Famous atheist’s ungodly guide – interview with Alom Shaha
“I feel like a rock star,” jokes my interviewee, as we enter the green room at the Hackney Attic. While he certainly has something of the rock star about him, Alom Shaha is in fact a physics teacher and a writer (although in a post-Brian Cox culture this may be a fine distinction). He’s also probably the most famous Bangladeshi atheist in Britain, featuring on a recent cover of New Humanist magazine and being praised by the likes of A C Grayling.
It was talks with his students that made Mr Shaha want to write a book about atheism for the young. The result, The Young Atheist’s Handbook, is a very personal account of the experiences that shaped the author’s ideas about religion and God.
“It’s not an anti-religion book, it’s a pro-atheist book,” he tells me. Having set about writing a handbook to introduce young readers to the arguments about God and religion, Mr Shaha found that storytelling was more interesting than “just laying out facts” or rehearsing old arguments.
He says “storytelling is a fundamental human need,” and that he has written a far more powerful book by “making it personal.”
The book describes Mr Shaha’s life growing up in a Bangladeshi Muslim community in South East London, and explores how the death of his mother when he was thirteen left him unable to believe in a loving God.
“The experiences we have shape us. We can and we should think about why we believe what we believe,” he says. This is part of why he doesn’t like atheists who think religious people are stupid. Such an attitude is “dismissive of huge swathes of people,” he says, and neglects the partly rational reasons people believe as they do. “Losing religion for most people is not intellectual, it’s an emotional response,” he adds.
He says his approach is to say, “this is why I believe what I believe,” rather than tell people they are wrong or foolish. It is this ability to empathise with religious believers that marks Mr Shaha out as such a fine ambassador for his cause: he understands the human needs that drive religious faith.
He also counts Christians and Muslims among his closest friends, and jokes that he has more in common with religious people than with supporters of the Conservative party.

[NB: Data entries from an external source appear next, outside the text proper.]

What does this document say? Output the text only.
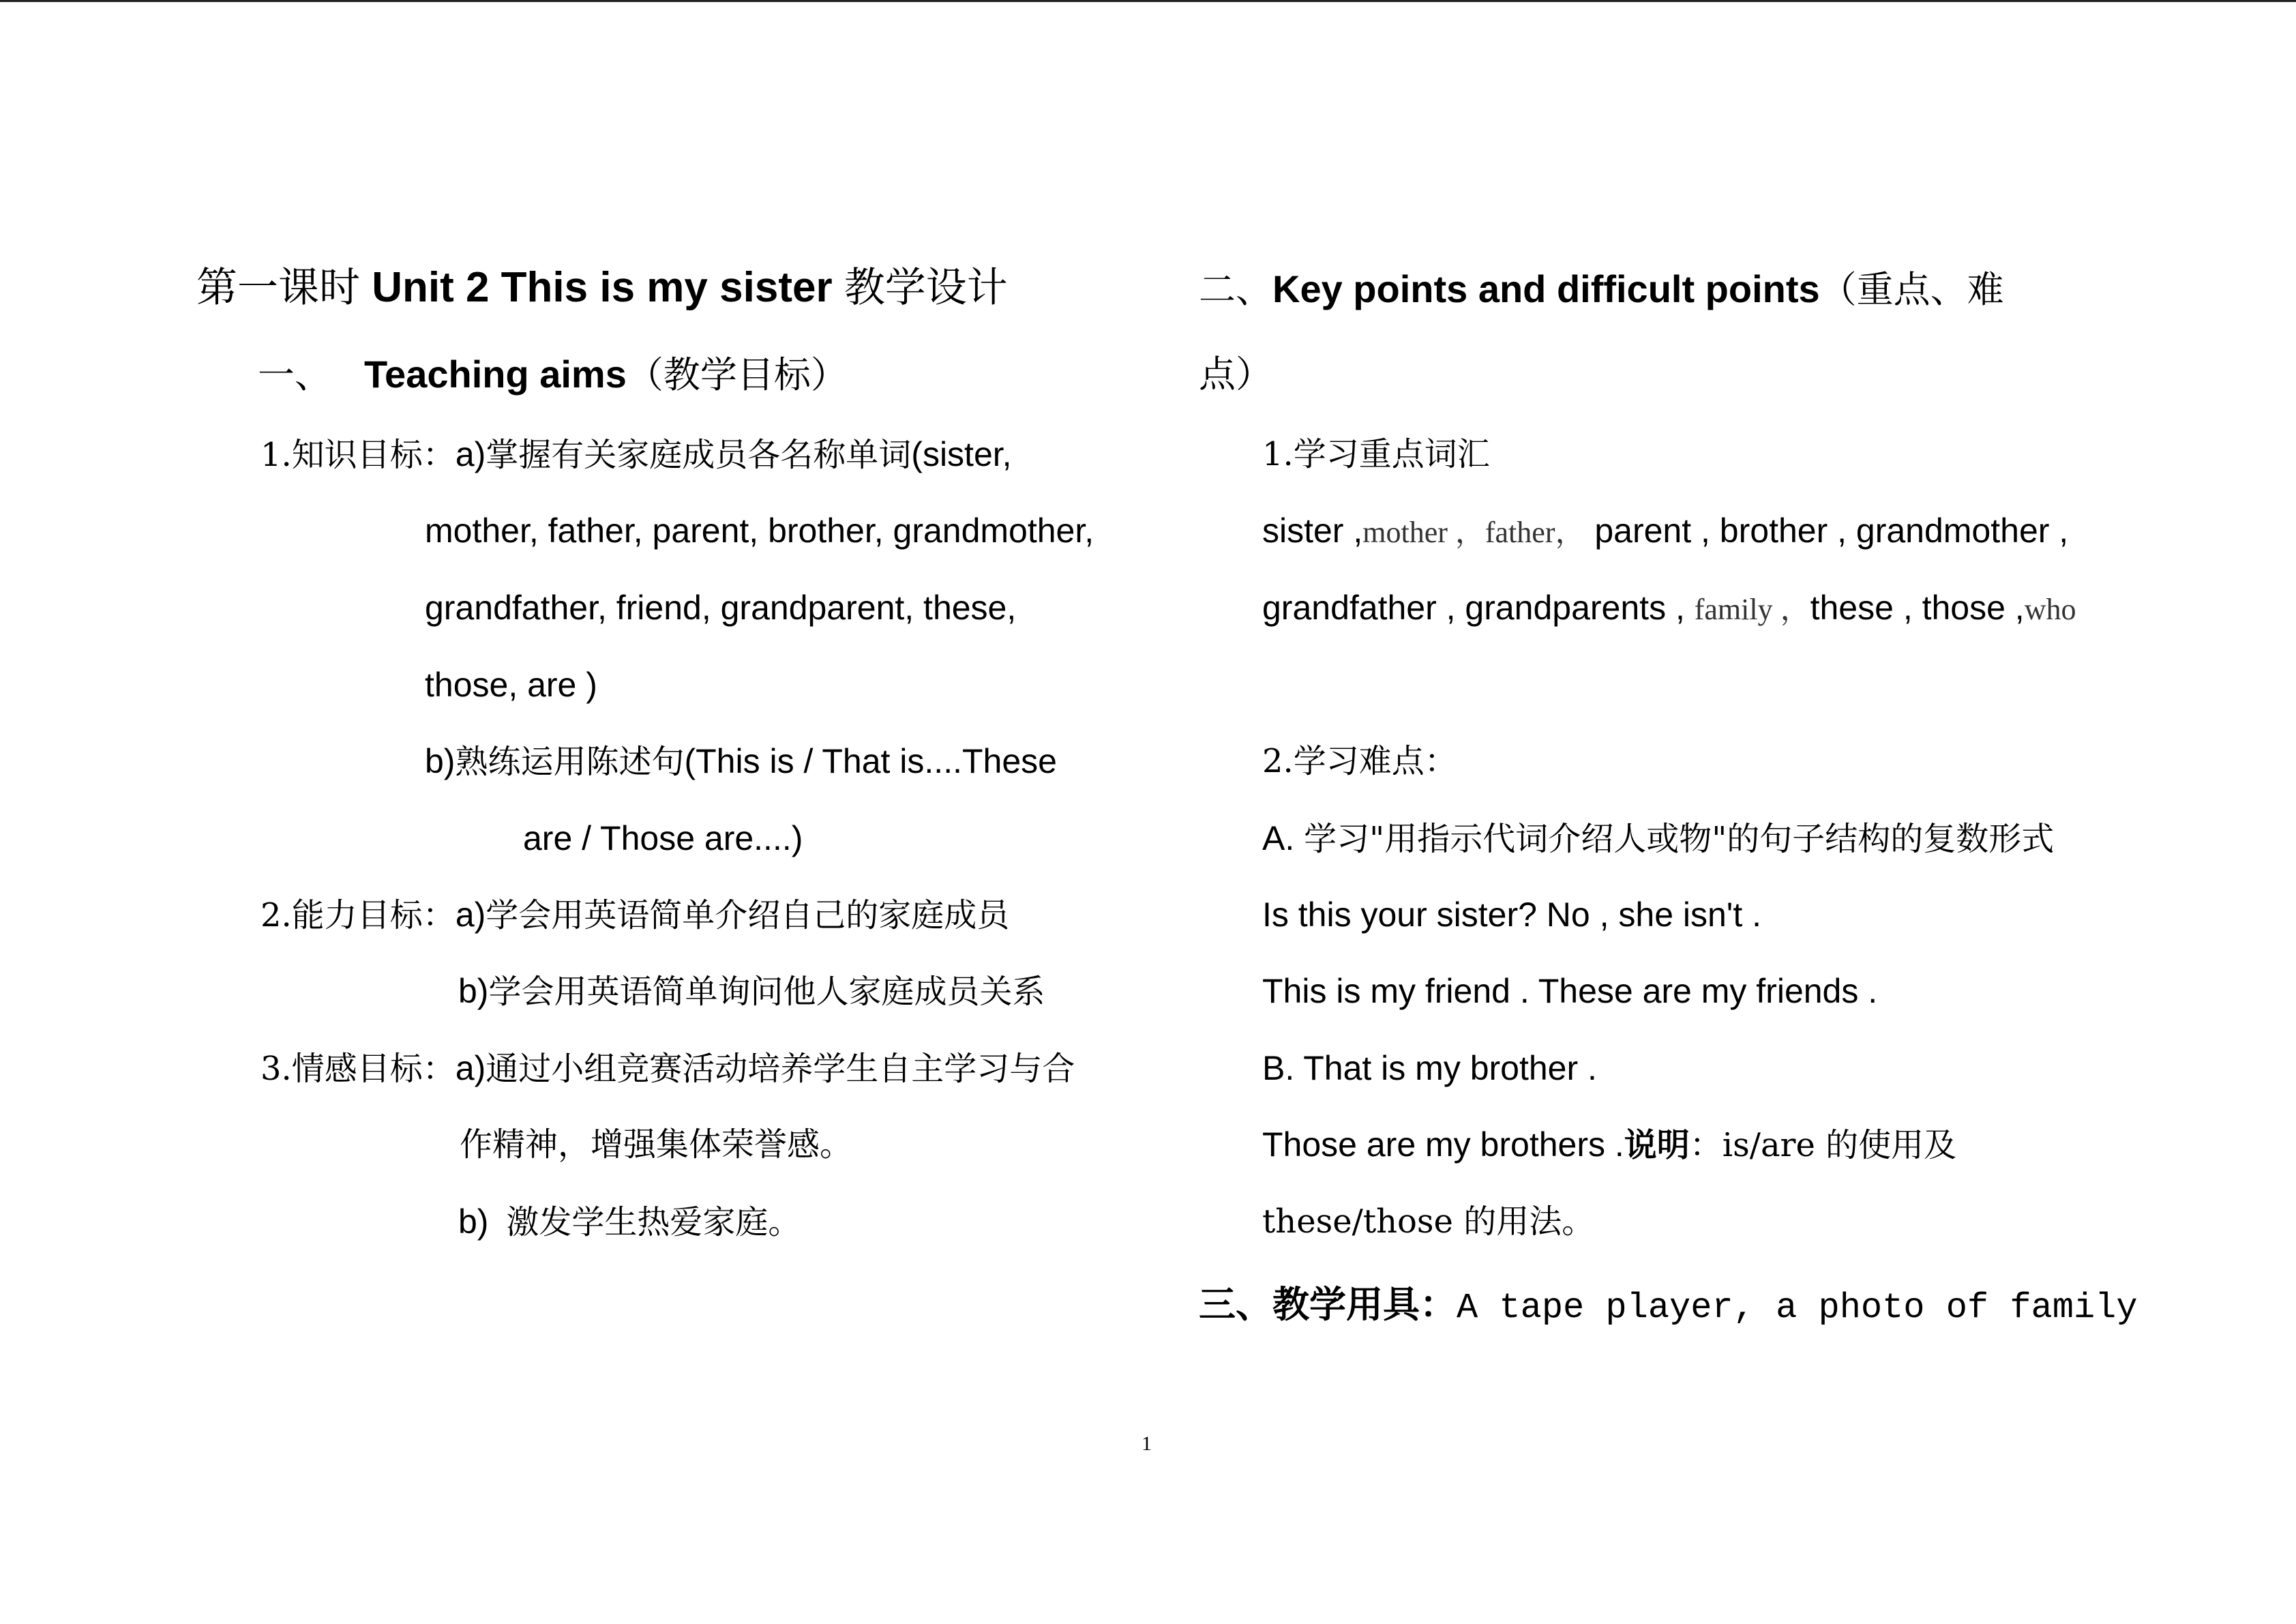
第一课时 Unit 2 This is my sister 教学设计
一、 Teaching aims（教学目标）
1.知识目标：a)掌握有关家庭成员各名称单词(sister,
mother, father, parent, brother, grandmother,
grandfather, friend, grandparent, these,
those, are )
b)熟练运用陈述句(This is / That is....These
are / Those are....)
2.能力目标：a)学会用英语简单介绍自己的家庭成员
b)学会用英语简单询问他人家庭成员关系
3.情感目标：a)通过小组竞赛活动培养学生自主学习与合
作精神，增强集体荣誉感。
b) 激发学生热爱家庭。
二、Key points and difficult points（重点、难
点）
1.学习重点词汇
sister ,mother ，father， parent , brother , grandmother ,
grandfather , grandparents , family ，these , those ,who
2.学习难点：
A. 学习"用指示代词介绍人或物"的句子结构的复数形式
Is this your sister? No , she isn't .
This is my friend . These are my friends .
B. That is my brother .
Those are my brothers .说明：is/are 的使用及
these/those 的用法。
三、教学用具：A tape player, a photo of family
1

Mention of that august institution brings me along nicely to the book’s second great virtue. Mr Shaha once wrote that, “the atheist and sceptic movements are dominated by white men,” (not meaning this to be taken as a compliment), and spoke more about this at my invitation.
He believes that, “lack of belief in God is universal, and it needs to be seen as universal.” He calls on non-white atheists to speak up, “so it’s not considered controversial that black, Asian, or Latino people” are non-believers.
“Young people would feel able to be honest and they wouldn’t feel like they’re betraying their ‘race’ or betraying their ‘culture’,” he continues. He tells me it is crucial that “more people like [him] come forward and say, ‘I’m an atheist’” and that there is an increased ‘visibility’ of people who “don’t believe what their parents believe.”
Mr Shaha says what he hopes for is a “reformation of religions so they are in line with secular twentieth century thought, and don’t try to influence society,” and a world where religion would be “more about the personal than political.” The alternative, he holds, is a world where the intolerant have the whip hand: “and that’s a world I don’t want to live in.”
“All should be entitled to be true to our sense of self. If you can’t then in a very real sense you are oppressed.”
The Young Atheist’s Handbook by Alom Shaha is published by Biteback.